The health service is so disjointed it looks like a team on the pitch with two separate managers on the sidelines and the corner defenders playing a different game, the Oireachtas Health Committee was told today.

eo Kearns, chair of the advisory group on setting up six regional authorities in the HSE and bringing back local decision-making, said the way the health service is currently set up in silos cannot work.

Each regional health authority will merge the various silos that oversee hospital and community services, he said. It is about “local ownership, but working within national standards”.

He currently said “however people work, and they work hard and make huge sacrifices,” the lack of a concerted approach between hospitals and community services means it can’t function properly at the moment.

“It’s like paying for a game of football and the manager is on the side of the pitch, but someone else manages the corner defenders who are playing a different game.”

The six regional health authorities that are part of the Sláintecare plan will begin the rollout next year and should be operational by 2024.

He said: “The regional health authorities not only want to enable the integration of community and acute care, but also enable local decision-making and support population-based service planning. This will ultimately strengthen our healthcare system and lead to a better patient experience and access to healthcare closer to home.”

He added that a “key point at the heart of implementation is the belief that the current centralized and hierarchical governance approach to the health service needs to fundamentally and radically change.

“It is not possible to define a clear role for a regional health authority without doing the same for the HSE center and for the Ministry of Health, including how all these entities relate to each other.

“The guiding principle underpinning this work is that of subsidiarity – there must be a guarantee of independence and authority for the RHAs in accordance with the responsibilities they are given; with absolute clarity on how an accountability framework will work; and the same should apply to the HSE center related to the Ministry of Health.”

He said each authority will be a very large and complex entity within the national health service, serving a significant population with a budget of several billions, tens of thousands of employees, and responsible for planning and overseeing integrated services.

They will need to plan and deliver services to multiple national and local service providers – including voluntary and private service providers – and develop integrated service delivery with other sectors, such as local governments.

He said it is essential in this context that the core team for each authority is appointed as soon as possible to take charge of the implementation.

He said it could be a reasonable goal to start hiring for chief executives in early 2023, with a view to appointing the core leadership team by mid-to-late 2023.

However, he warned that given their size, there is a risk that the regional authorities themselves become centralized, top-down organizations, simply introducing a new bureaucratic layer into the health service.
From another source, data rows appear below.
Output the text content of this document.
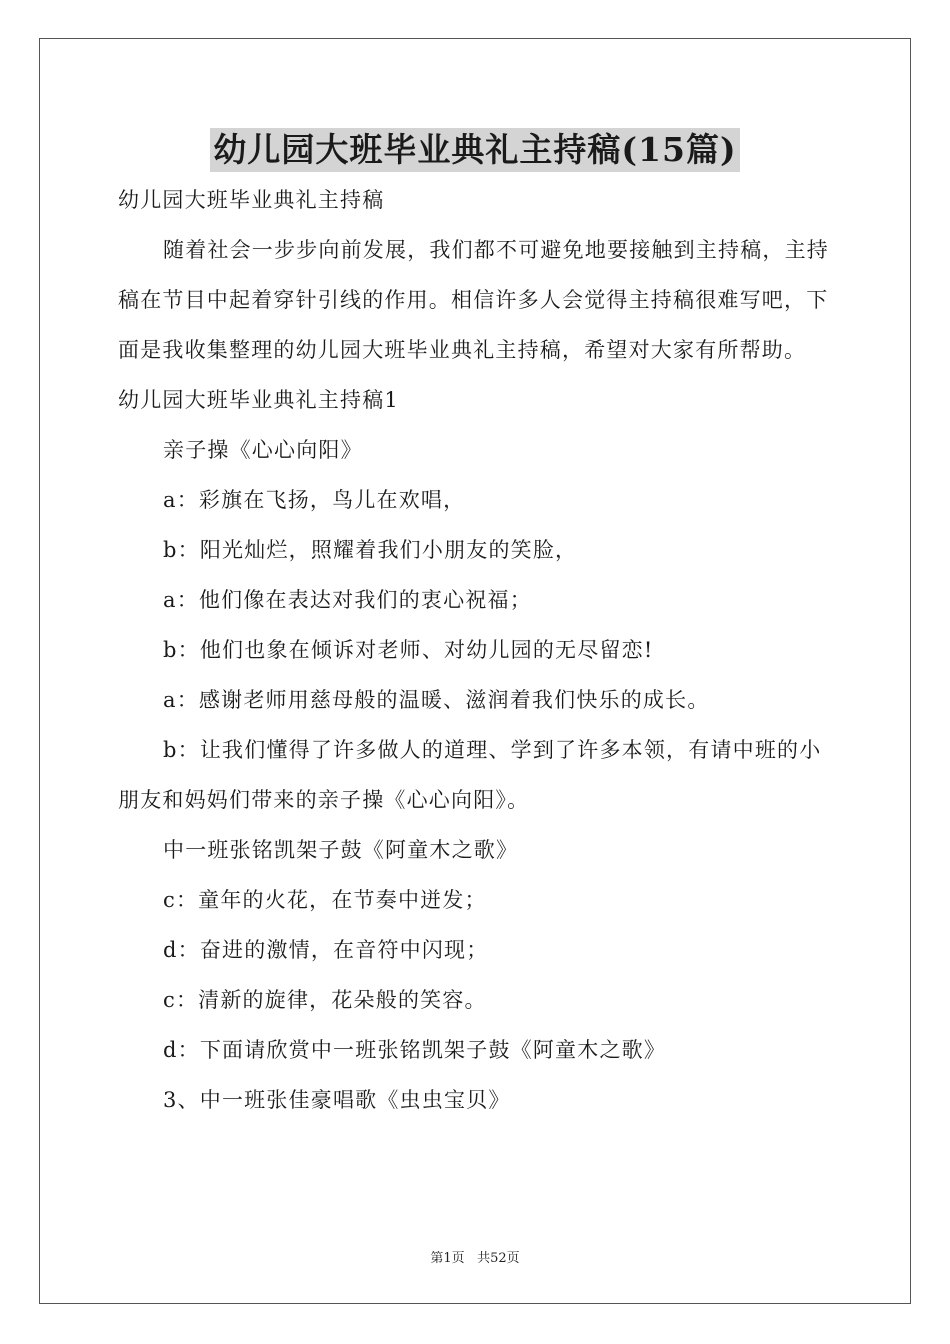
幼儿园大班毕业典礼主持稿(15篇)

幼儿园大班毕业典礼主持稿

随着社会一步步向前发展，我们都不可避免地要接触到主持稿，主持稿在节目中起着穿针引线的作用。相信许多人会觉得主持稿很难写吧，下面是我收集整理的幼儿园大班毕业典礼主持稿，希望对大家有所帮助。

幼儿园大班毕业典礼主持稿1

亲子操《心心向阳》

a：彩旗在飞扬，鸟儿在欢唱，

b：阳光灿烂，照耀着我们小朋友的笑脸，

a：他们像在表达对我们的衷心祝福；

b：他们也象在倾诉对老师、对幼儿园的无尽留恋!

a：感谢老师用慈母般的温暖、滋润着我们快乐的成长。

b：让我们懂得了许多做人的道理、学到了许多本领，有请中班的小朋友和妈妈们带来的亲子操《心心向阳》。

中一班张铭凯架子鼓《阿童木之歌》

c：童年的火花，在节奏中迸发；

d：奋进的激情，在音符中闪现；

c：清新的旋律，花朵般的笑容。

d：下面请欣赏中一班张铭凯架子鼓《阿童木之歌》

3、中一班张佳豪唱歌《虫虫宝贝》

第1页 共52页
“Therefore, the maximum delegated authority should also be translated into the organizational arrangements within the regional health authorities,” he said.

“This should ensure appropriate levels of authority for decision making at the patient pathway level and enable local and regional structures to enable relationships and trust building across borders. We want to emphasize this point, as the main rationale for RHAs is to enable integrated care pathways for patients and clients.”

Sinn Féin TD David Cullinane said the advisory group’s recommendations differ from those previously signed by the cabinet. He said the cabinet decision would ensure that the regional authorities would be established on an administrative basis rather than a legal basis.

Mr Kearns said the change should not be an exercise in changing loungers. It has consequences for the staff and it is important that there is a plan.